I remember my very first experience with something like this. I was 8 years old and along with my 3 brothers, I was a sports fanatic. I read every sporting publication I could get my hands on, from Sports Illustrated to the Sporting News. It was the latter publication where I first saw “the ad.”It was a half-page spread promoting Strat-O-Matic baseball. The advertisement glowed about the game being the most “realistic simulation of major league baseball” you could buy. It must’ve used the word “realistic 25 times!

It also heavily promoted its revolutionary “automatic umpire,” which conjured images of a small toy waving his arms and barking “safe” when a player slid into a base. Now never mind that the 1969 era advertisement DID say exactly once that Strat-O-Matic was a “board game.” To an 8 year old, all that talk of “realistic” translated into some sort of magical, animated electronic game similar to electronic football, except with figures that could move their arms and legs!

My brothers and I were all over that. We scraped and saved and finally pooled enough money to order this wonder of gameplay. I don’t have to tell you how supremely disappointed we all were when it arrived. It was a board game with dice and cards and reams of statistics that to us was about as interesting as reading the dictionary. It made Monopoly look revolutionary. To four boys ages 8 to 12, it SUCKED! Of course we were probably idiots for conjuring such a fantastic vision from “the ad.” But that vision came directly from how it was written. We all interpreted what it said literally! Now either that’s some good writing or it’s deceptive. Thinking back, I think it was a little of both.

Amazingly, Strat-O-Matic continues to be a thriving enterprise today, and their website STILL uses the word “realistic” about a hundred times to describe their games, which now include baseball and football and come in traditional board and computer versions. I’m sure it’s a wonderful game that thousands enjoy and think is worth every penny. But you will never catch me buying or promoting it because even now, 42 years later, I STILL hold a grudge against Strat-O-Matic and their advertising copywriters. I think their descriptions were and still are deceptive. How can a game that basically takes statistics and packages them into a board game be “realistic?” Realistic to me is sitting in a flight simulator cockpit and feeling like you’re actually flying, or going to Epcot and riding “Soarin,” an attraction that simulates hang gliding. Rolling dice and turning over cards with statistics on them is NOT realistic.

Fast-forward to today.
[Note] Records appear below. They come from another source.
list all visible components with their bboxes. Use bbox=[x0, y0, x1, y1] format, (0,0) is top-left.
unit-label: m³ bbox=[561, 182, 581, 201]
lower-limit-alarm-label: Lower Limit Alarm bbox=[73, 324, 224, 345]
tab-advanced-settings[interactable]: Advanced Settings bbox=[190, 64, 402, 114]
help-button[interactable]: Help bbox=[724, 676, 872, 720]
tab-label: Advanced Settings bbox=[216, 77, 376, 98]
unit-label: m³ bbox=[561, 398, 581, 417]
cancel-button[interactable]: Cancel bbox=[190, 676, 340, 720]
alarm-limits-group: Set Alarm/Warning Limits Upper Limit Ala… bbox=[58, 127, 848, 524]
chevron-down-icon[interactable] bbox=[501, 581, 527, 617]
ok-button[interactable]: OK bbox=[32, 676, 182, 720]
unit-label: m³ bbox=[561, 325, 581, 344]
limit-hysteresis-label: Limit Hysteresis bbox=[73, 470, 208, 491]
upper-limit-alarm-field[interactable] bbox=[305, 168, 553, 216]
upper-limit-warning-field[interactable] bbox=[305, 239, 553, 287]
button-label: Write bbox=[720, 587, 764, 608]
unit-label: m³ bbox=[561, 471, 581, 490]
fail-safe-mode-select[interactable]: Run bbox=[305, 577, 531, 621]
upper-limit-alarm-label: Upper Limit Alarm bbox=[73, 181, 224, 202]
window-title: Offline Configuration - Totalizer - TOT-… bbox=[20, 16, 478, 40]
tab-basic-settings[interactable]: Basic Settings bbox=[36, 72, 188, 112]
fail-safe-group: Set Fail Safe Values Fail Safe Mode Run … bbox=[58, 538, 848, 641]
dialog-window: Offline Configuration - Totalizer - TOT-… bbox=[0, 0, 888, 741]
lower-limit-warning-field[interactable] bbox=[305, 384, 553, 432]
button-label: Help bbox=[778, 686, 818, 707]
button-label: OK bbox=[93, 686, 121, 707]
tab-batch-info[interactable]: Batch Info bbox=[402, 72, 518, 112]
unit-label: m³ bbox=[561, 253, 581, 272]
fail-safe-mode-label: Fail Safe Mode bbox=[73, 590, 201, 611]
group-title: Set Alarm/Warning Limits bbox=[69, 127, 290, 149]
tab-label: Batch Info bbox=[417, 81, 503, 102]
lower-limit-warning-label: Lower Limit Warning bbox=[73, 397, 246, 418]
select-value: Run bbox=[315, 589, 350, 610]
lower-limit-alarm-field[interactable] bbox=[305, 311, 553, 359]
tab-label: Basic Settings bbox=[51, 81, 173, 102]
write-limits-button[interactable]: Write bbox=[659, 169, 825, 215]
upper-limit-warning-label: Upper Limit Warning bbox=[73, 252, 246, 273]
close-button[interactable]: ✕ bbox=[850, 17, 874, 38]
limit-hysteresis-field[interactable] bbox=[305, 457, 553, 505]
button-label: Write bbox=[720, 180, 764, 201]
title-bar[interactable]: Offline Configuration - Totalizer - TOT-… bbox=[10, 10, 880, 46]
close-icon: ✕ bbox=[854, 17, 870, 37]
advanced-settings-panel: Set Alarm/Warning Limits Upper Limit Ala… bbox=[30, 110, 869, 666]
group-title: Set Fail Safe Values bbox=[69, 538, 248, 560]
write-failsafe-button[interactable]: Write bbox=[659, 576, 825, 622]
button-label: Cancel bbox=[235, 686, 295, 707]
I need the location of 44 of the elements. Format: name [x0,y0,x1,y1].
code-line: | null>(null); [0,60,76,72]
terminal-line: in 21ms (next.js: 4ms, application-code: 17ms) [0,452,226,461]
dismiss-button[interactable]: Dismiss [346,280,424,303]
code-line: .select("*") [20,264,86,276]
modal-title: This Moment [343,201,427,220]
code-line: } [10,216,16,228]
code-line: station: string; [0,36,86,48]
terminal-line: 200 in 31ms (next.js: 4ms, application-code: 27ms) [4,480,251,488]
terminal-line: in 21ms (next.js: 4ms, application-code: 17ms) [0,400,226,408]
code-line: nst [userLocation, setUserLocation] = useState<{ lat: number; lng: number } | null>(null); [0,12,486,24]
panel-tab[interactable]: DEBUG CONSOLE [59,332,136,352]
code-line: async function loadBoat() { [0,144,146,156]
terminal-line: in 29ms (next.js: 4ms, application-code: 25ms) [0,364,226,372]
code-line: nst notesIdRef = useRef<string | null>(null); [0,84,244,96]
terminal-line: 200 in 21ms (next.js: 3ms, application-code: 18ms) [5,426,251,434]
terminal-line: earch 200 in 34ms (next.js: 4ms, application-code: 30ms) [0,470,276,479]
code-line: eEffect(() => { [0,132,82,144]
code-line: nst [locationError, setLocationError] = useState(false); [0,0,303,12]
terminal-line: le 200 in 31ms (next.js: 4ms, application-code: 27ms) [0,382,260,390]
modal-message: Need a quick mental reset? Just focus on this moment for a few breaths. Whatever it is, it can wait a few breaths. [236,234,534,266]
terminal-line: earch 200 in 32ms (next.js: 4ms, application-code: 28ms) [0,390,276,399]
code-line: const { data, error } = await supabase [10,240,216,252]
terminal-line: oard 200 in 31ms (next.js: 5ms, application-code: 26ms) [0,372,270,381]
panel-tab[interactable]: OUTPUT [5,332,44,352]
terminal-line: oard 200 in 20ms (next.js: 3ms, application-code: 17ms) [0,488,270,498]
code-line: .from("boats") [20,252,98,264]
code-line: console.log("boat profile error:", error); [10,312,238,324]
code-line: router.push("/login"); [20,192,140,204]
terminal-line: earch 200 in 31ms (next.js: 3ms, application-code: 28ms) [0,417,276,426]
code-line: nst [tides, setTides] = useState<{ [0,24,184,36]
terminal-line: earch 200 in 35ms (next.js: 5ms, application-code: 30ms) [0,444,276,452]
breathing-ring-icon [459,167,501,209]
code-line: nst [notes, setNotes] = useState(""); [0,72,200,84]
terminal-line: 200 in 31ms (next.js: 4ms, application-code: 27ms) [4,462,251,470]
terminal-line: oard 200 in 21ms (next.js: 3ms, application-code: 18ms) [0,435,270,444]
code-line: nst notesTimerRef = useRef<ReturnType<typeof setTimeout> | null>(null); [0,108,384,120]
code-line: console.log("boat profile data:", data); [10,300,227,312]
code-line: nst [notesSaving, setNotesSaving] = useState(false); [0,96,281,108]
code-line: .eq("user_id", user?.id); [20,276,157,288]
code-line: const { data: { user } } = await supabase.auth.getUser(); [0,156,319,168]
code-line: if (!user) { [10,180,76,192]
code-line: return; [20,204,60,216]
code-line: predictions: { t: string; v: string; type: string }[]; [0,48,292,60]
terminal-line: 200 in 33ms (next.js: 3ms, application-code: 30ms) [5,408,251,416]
I can’t tell you how many times we’ve worked on projects and objected to how a client wanted something written or photographed. It’s a huge dilemma. Just like with Strat-O-Matic baseball, there’s a fine line between truth and hype. So what do we do in those situations? We try to politely point out that the writing or photography might be confusing to a consumer. Sometimes we win the argument, more often we lose. I can’t help but feel like I’m sometimes playing on the same team as the Strat-O-Matic guys. Considering how they made me feel as an 8 year old boy, I’m not sure how I feel about that today!

So the moral to the story is simple. Try to do what’s right! When creating advertising for clients, consider how it portrays the clients’ products and services. Integrity in advertising is important, so advise them when you think the writing or imagery crosses the line. Ultimately you won’t always have the final say and you won’t always win, but it’s your duty to try. Now…”play ball.”